There are whole books to be written about M.I.A., her relationship to her adopted culture (she was born in London to Tamil parents, moved to Sri Lanka at the age of six months, and returned to Britain ten years later) and the way she interweaves dozens of genres together in her work. I’d love to write a book like that, but I don’t have the space here, so let’s just say that Kala, as an album, is ace. In twelve songs, it incorporates hip-hop, classic punk, electro, jungle, Afrobeat, gaana, nu world, soca, house music, rave music, and Bollywood into a heady mix of noise; the album enfolds you from the inside out.

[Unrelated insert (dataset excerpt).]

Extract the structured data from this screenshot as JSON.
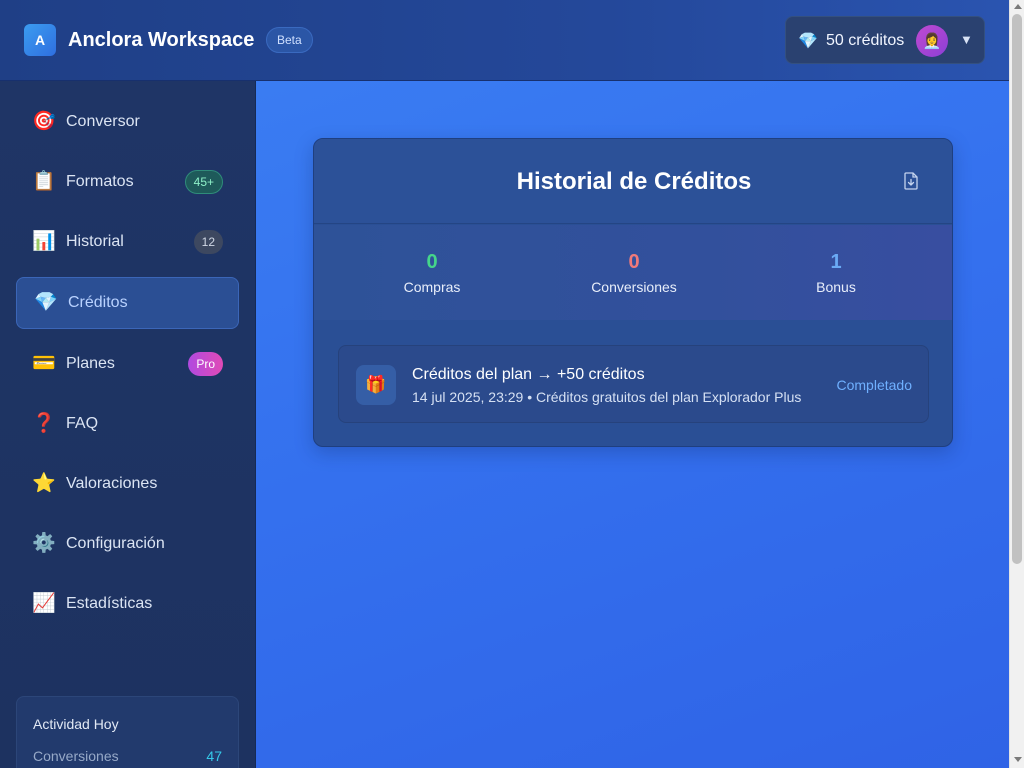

From the opening of the second track, “Bird Flu”, which is punctuated by a squawking chicken, to the drumbeats of “Hussel” meant to sound like the tapping of hands inside a hull underwater, to the guns and cash registers that stand in for lyrics in “Paper Planes,” the album builds its own environment and deposits the listener inside it. It recreates the poverty of M.I.A.’s upbringing, as well as the raucous joy of it: the children who sing in chorus on “Mango Pickle Down River” must be about eight years old , about the age young Maya was when her school was blown up as part of the Sinhala crackdown on the Tamil resistance.
The jewel of the album is undeniably “Paper Planes,” which exists on so many levels that it’s difficult to tease them all apart. M.I.A. has said that the title of the song refers to a visa – a piece of paper that lets you fly – although she plays with the phrase throughout the chorus. The backbone of the song is provided by a repeated riff from the Clash song “Straight To Hell,” a melancholy song that discusses the plight of young children born to American G.I.s in Japan and China, whose fathers have left and will never return. It’s a song about the West’s abandonment of non-white countries; M.I.A. brilliantly and deftly turns this imbued meaning on its head by putting the sample front and center in a song which exalts the new power of the “Third World” over the old order.

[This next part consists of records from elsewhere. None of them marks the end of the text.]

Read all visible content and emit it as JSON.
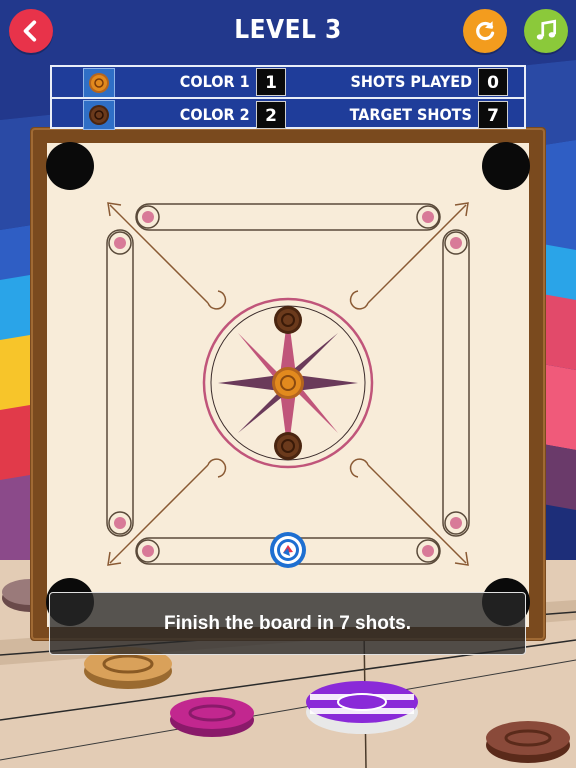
{
  "header": {
    "level_title": "LEVEL 3",
    "back_icon": "chevron-left-icon",
    "restart_icon": "restart-icon",
    "music_icon": "music-note-icon"
  },
  "stats": {
    "color1_label": "COLOR 1",
    "color1_value": "1",
    "color2_label": "COLOR 2",
    "color2_value": "2",
    "shots_played_label": "SHOTS PLAYED",
    "shots_played_value": "0",
    "target_shots_label": "TARGET SHOTS",
    "target_shots_value": "7"
  },
  "message": {
    "text": "Finish the board in 7 shots."
  },
  "colors": {
    "board_surface": "#f8ecd9",
    "board_frame": "#7a4a1e",
    "pocket": "#0a0a0a",
    "circle_accent": "#c0557a",
    "color1_coin": "#e28a1e",
    "color2_coin": "#6b3a1c",
    "striker": "#1e6fd1",
    "header_blue": "#1f3d9a"
  }
}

Elsewhere, there’s the hypnotic circular sound of “Jimmy,” a song based on a Bollywood standard that M.I.A.’s mother used to sing; the relentless drive of the opening track “Bamboo Banga,” which always makes me speed when I play it in the car; and the bouncy closer “Come Around,” which suffers from a terrible, off-message cameo from Timbaland but manages to regain its balance. Guest MC Afrikan Boy, a UK-based grime artist originally from Nigeria, drops a fine set of rhymes on “Hussel,” which echoes with the calls of fishermen and riverbank birds before the electrobeat kicks in.

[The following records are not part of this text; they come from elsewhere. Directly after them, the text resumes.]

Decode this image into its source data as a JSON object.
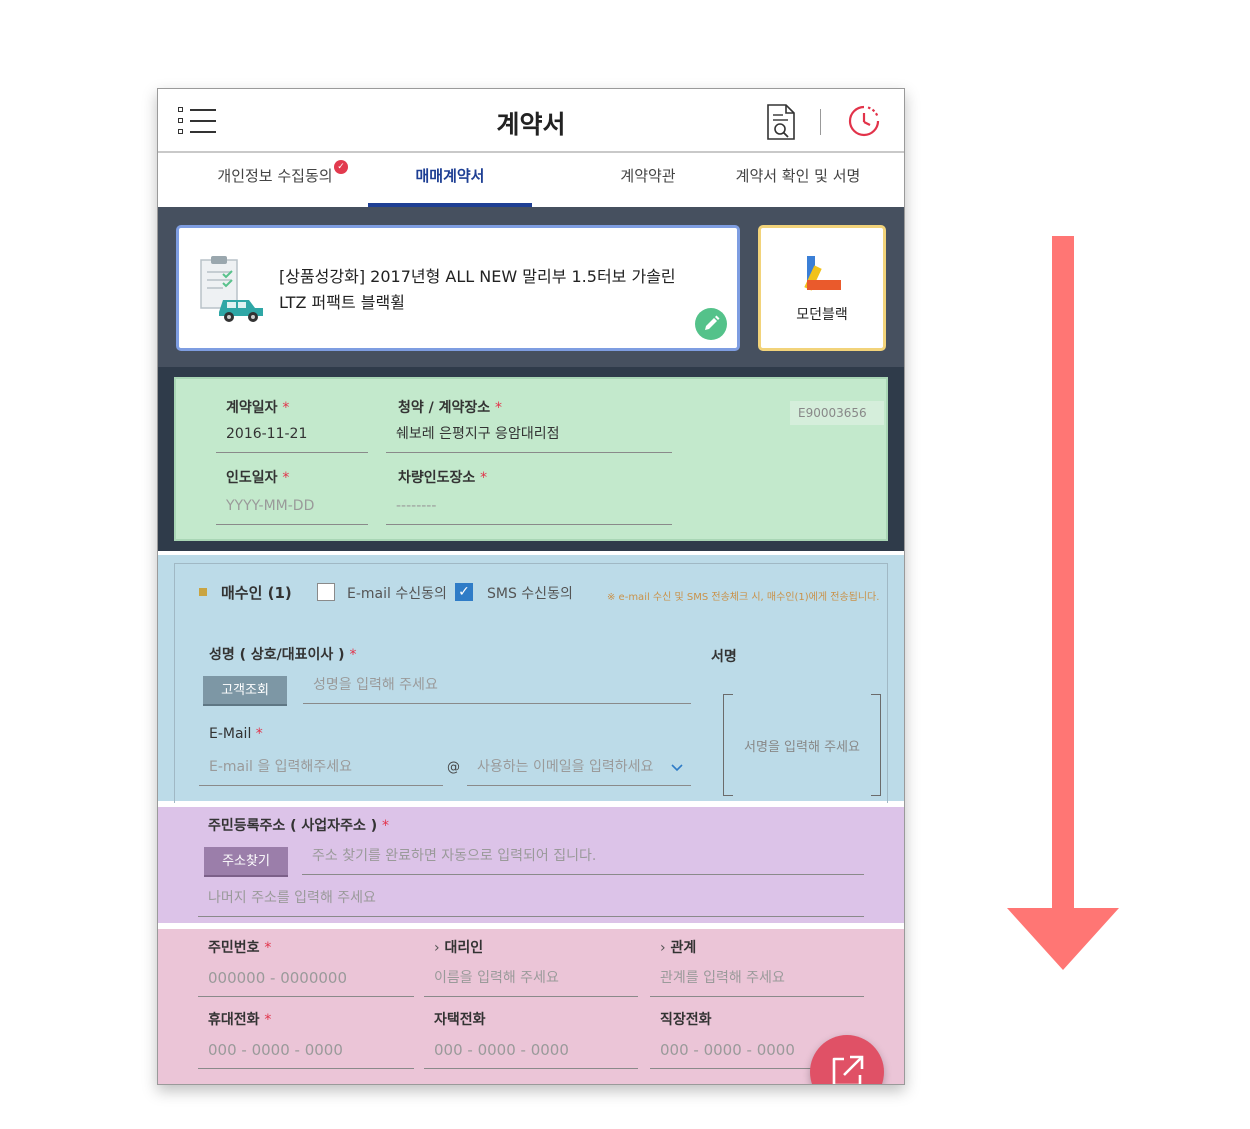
{
  "header": {
    "title": "계약서"
  },
  "tabs": [
    {
      "label": "개인정보 수집동의"
    },
    {
      "label": "매매계약서"
    },
    {
      "label": "계약약관"
    },
    {
      "label": "계약서 확인 및 서명"
    }
  ],
  "product": {
    "name": "[상품성강화] 2017년형 ALL NEW 말리부 1.5터보 가솔린 LTZ 퍼팩트 블랙휠",
    "color": "모던블랙"
  },
  "contract": {
    "contract_no": "E90003656",
    "contract_date_label": "계약일자",
    "contract_date": "2016-11-21",
    "place_label": "청약 / 계약장소",
    "place": "쉐보레 은평지구 응암대리점",
    "delivery_date_label": "인도일자",
    "delivery_date_placeholder": "YYYY-MM-DD",
    "delivery_place_label": "차량인도장소",
    "delivery_place_placeholder": "--------"
  },
  "buyer": {
    "title": "매수인 (1)",
    "email_consent": "E-mail 수신동의",
    "sms_consent": "SMS 수신동의",
    "notice": "※ e-mail 수신 및 SMS 전송체크 시, 매수인(1)에게 전송됩니다.",
    "name_label": "성명 ( 상호/대표이사 )",
    "customer_lookup": "고객조회",
    "name_placeholder": "성명을 입력해 주세요",
    "signature_label": "서명",
    "signature_placeholder": "서명을 입력해 주세요",
    "email_label": "E-Mail",
    "email_placeholder": "E-mail 을 입력해주세요",
    "at": "@",
    "domain_placeholder": "사용하는 이메일을 입력하세요"
  },
  "address": {
    "label": "주민등록주소 ( 사업자주소 )",
    "search_button": "주소찾기",
    "auto_placeholder": "주소 찾기를 완료하면 자동으로 입력되어 집니다.",
    "detail_placeholder": "나머지 주소를 입력해 주세요"
  },
  "ids": {
    "resident_no_label": "주민번호",
    "resident_no_placeholder": "000000 - 0000000",
    "agent_label": "대리인",
    "agent_placeholder": "이름을 입력해 주세요",
    "relation_label": "관계",
    "relation_placeholder": "관계를 입력해 주세요",
    "mobile_label": "휴대전화",
    "mobile_placeholder": "000 - 0000 - 0000",
    "home_label": "자택전화",
    "home_placeholder": "000 - 0000 - 0000",
    "work_label": "직장전화",
    "work_placeholder": "000 - 0000 - 0000"
  },
  "required_mark": "*",
  "colors": {
    "accent": "#1e3f94",
    "required": "#e2334a",
    "green_section": "#c3e9cc",
    "blue_section": "#bcdbe8",
    "purple_section": "#dcc3e8",
    "pink_section": "#ebc5d7",
    "arrow": "#ff7674"
  }
}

Kala has been described as less radio-friendly than Arular, but in my opinion the album’s much richer for having shed that constraint. It’s a lush collection of sounds that brings you out the other side better than when you began – musically and culturally. Most importantly, it gives voice to a section of global society whose music we might otherwise never get to hear, and for that alone it deserves a place on everyone’s shelf.